Best examples of Metabolism in architecture:

Nakagin Capsule Tower, Tokyo

1. The Nakagin Capsule Tower, Tokyo

One of the most prominent examples born out of metabolism movement in architecture is Kisho Kurokawa’s Nakagin Capsule Tower in Ginza, Tokyo. Though the building might seem like a stacked pile of front loader washing machines. However, it is encompassed of over 100 prefabricated apartments, called “cells”. These cells are individually bolted into the shaft and are removable as per the need and requirements of the user.

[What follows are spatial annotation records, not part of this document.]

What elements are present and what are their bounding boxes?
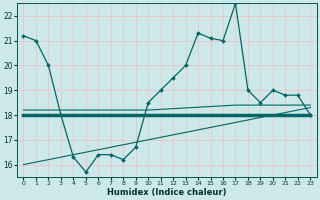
- X-axis label: Humidex (Indice chaleur): Humidex (Indice chaleur): [107, 188, 227, 197]
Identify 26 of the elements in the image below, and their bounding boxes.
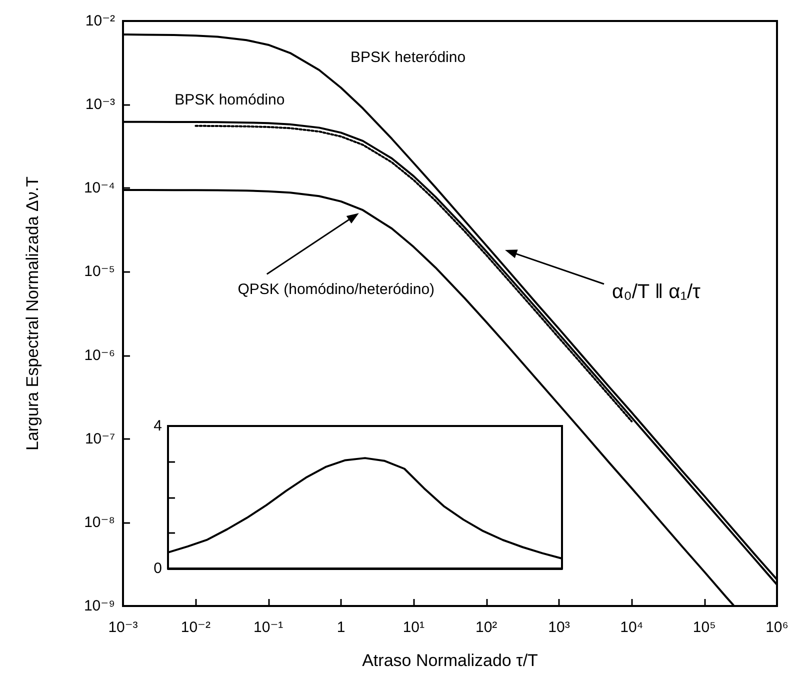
series-label: BPSK heteródino bbox=[350, 49, 466, 66]
y-tick-label: 10⁻⁹ bbox=[84, 598, 115, 614]
y-tick-label: 10⁻³ bbox=[85, 96, 115, 114]
annotation: α₀/T ‖ α₁/τ bbox=[612, 281, 701, 303]
x-tick-label: 10⁻³ bbox=[108, 619, 138, 636]
x-tick-label: 10² bbox=[475, 619, 498, 636]
x-tick-label: 10⁶ bbox=[766, 619, 788, 636]
y-tick-label: 10⁻⁶ bbox=[84, 346, 115, 364]
y-tick-label: 0 bbox=[154, 560, 162, 577]
series-label: BPSK homódino bbox=[174, 92, 285, 109]
x-tick-label: 1 bbox=[336, 619, 346, 636]
x-axis-title: Atraso Normalizado τ/T bbox=[362, 651, 538, 670]
x-tick-label: 10⁻¹ bbox=[254, 619, 284, 636]
y-tick-label: 10⁻² bbox=[85, 12, 115, 30]
y-tick-label: 10⁻⁸ bbox=[84, 514, 115, 531]
y-tick-label: 10⁻⁷ bbox=[84, 430, 115, 448]
y-tick-label: 10⁻⁴ bbox=[84, 180, 115, 197]
x-tick-label: 10⁻² bbox=[180, 619, 210, 636]
y-tick-label: 4 bbox=[154, 418, 162, 434]
x-tick-label: 10³ bbox=[548, 619, 570, 636]
y-tick-label: 10⁻⁵ bbox=[84, 263, 115, 280]
x-tick-label: 10⁴ bbox=[620, 619, 644, 636]
series-label: QPSK (homódino/heteródino) bbox=[238, 281, 435, 298]
y-axis-title: Largura Espectral Normalizada Δν.T bbox=[23, 176, 42, 451]
x-tick-label: 10¹ bbox=[402, 619, 425, 636]
x-tick-label: 10⁵ bbox=[692, 619, 716, 636]
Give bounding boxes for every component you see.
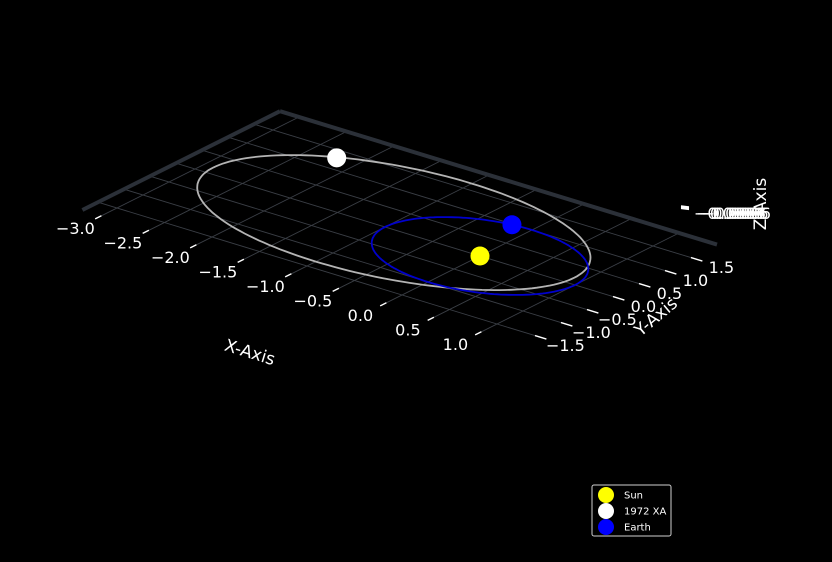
z-tick-mark	[680, 206, 690, 209]
x-tick-label: −3.0	[56, 219, 95, 238]
y-tick-mark	[560, 321, 573, 327]
legend-label: 1972 XA	[624, 507, 666, 518]
z-tick-label: −0.0006	[694, 204, 763, 223]
grid-line-x	[243, 160, 442, 260]
y-tick-label: −1.5	[546, 336, 585, 355]
grid-line-x	[148, 131, 347, 231]
orbit-layer	[196, 154, 592, 296]
z-tick-mark	[680, 205, 690, 208]
y-tick-mark	[690, 256, 703, 262]
x-tick-label: 0.0	[348, 306, 373, 325]
body-layer	[327, 148, 522, 266]
grid-line-y	[123, 188, 562, 324]
grid-line-y	[175, 162, 614, 298]
orbit-1972-xa	[196, 154, 592, 292]
x-tick-mark	[142, 229, 150, 235]
z-tick-mark	[680, 207, 690, 211]
x-tick-mark	[474, 331, 482, 336]
x-tick-mark	[284, 273, 292, 278]
z-tick-label: −0.0006	[699, 204, 768, 223]
y-tick-label: 1.0	[683, 271, 708, 290]
legend: Sun 1972 XA Earth	[591, 484, 672, 537]
grid-line-x	[101, 116, 300, 217]
x-tick-label: 0.5	[395, 320, 420, 339]
x-axis-label: X-Axis	[222, 336, 278, 370]
x-tick-mark	[332, 287, 340, 293]
x-tick-mark	[427, 316, 435, 322]
legend-label: Earth	[624, 523, 651, 534]
x-tick-label: −2.5	[103, 233, 142, 252]
x-tick-label: −0.5	[293, 291, 332, 310]
x-tick-mark	[189, 244, 197, 249]
grid-line-x	[433, 218, 632, 318]
legend-label: Sun	[624, 491, 643, 502]
pane-edges	[81, 109, 718, 247]
z-tick-label: −0.0006	[697, 204, 766, 223]
y-tick-mark	[586, 308, 599, 314]
grid-line-y	[149, 175, 588, 311]
y-tick-label: 0.5	[657, 284, 682, 303]
grid-line-x	[338, 189, 537, 289]
grid-line-y	[201, 149, 640, 285]
body-sun	[470, 246, 490, 266]
x-tick-mark	[94, 215, 102, 220]
y-tick-label: −1.0	[572, 323, 611, 342]
grid-line-y	[97, 201, 536, 337]
y-tick-label: −0.5	[598, 310, 637, 329]
x-tick-mark	[237, 258, 245, 264]
grid-line-y	[227, 136, 666, 272]
grid-line-y	[253, 123, 692, 259]
side-pane-edge	[81, 109, 281, 212]
y-tick-mark	[534, 334, 547, 340]
z-axis-label: Z-Axis	[751, 178, 771, 231]
legend-marker-sun	[598, 487, 614, 503]
z-tick-label: −0.0006	[702, 204, 771, 223]
y-tick-mark	[664, 269, 677, 275]
legend-entries: Sun 1972 XA Earth	[598, 487, 666, 535]
y-tick-mark	[612, 295, 625, 301]
orbit-earth	[370, 216, 590, 296]
body-1972-xa	[327, 148, 347, 168]
x-tick-label: 1.0	[443, 335, 468, 354]
y-tick-label: 0.0	[631, 297, 656, 316]
z-tick-mark	[680, 206, 690, 210]
back-pane-edge	[279, 109, 718, 247]
x-tick-label: −2.0	[151, 248, 190, 267]
x-tick-mark	[379, 302, 387, 307]
y-tick-mark	[638, 282, 651, 288]
body-earth	[502, 215, 522, 235]
grid-line-x	[196, 145, 395, 246]
x-tick-label: −1.0	[246, 277, 285, 296]
y-tick-label: 1.5	[709, 258, 734, 277]
x-tick-label: −1.5	[198, 262, 237, 281]
tick-layer: −3.0−2.5−2.0−1.5−1.0−0.50.00.51.0 −1.5−1.…	[56, 204, 771, 355]
grid-layer	[97, 116, 692, 337]
legend-marker-1972-xa	[598, 503, 614, 519]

Each cell is a fully equipped apartment that holds all the basic amenities required for people living in the city. It consists of a bed, cupboards, desk, and a bathroom. The apartments gave out a dystopian vibe, due to the lack of space and a more machine-like structure. The whole idea behind creating these cells was to create a living that was futuristic, practical, and most importantly, flexible.

Yamanashi Press and Radio Centre

2. Yamanashi Press and Radio Centre, Kofu

Designed by architect Kenzo Tange, this mega Lego-like structure, Yamanashi Press and Radio Centre was intended to be a media factory. It could accommodate a newspaper printing press, a radio station, and a television studio. The structure is supported on 16 permanent columns into which the slabs are inserted. These slabs could be slotted or taken out as per the requirements of the users. This innovative structure was completed in 1966, today the building is known as Yamanashi cultural hall.

Apart from these 2 futuristic structures, there were several other buildings that were designed, influenced by metabolism movement in architecture. However, they could not sync with all the aspects of the same. Buildings such as “Habitat 67”, and the pavilions that evoked cells and genetic material at Osaka Expo of 1970 by Kikutake and Kurokawa showed extraordinary use of the characteristics of metabolism. Though this movement could not flourish worldwide. However, it did inspire a lot of architects and designers in creating better futuristic sustainable strategies for a better tomorrow!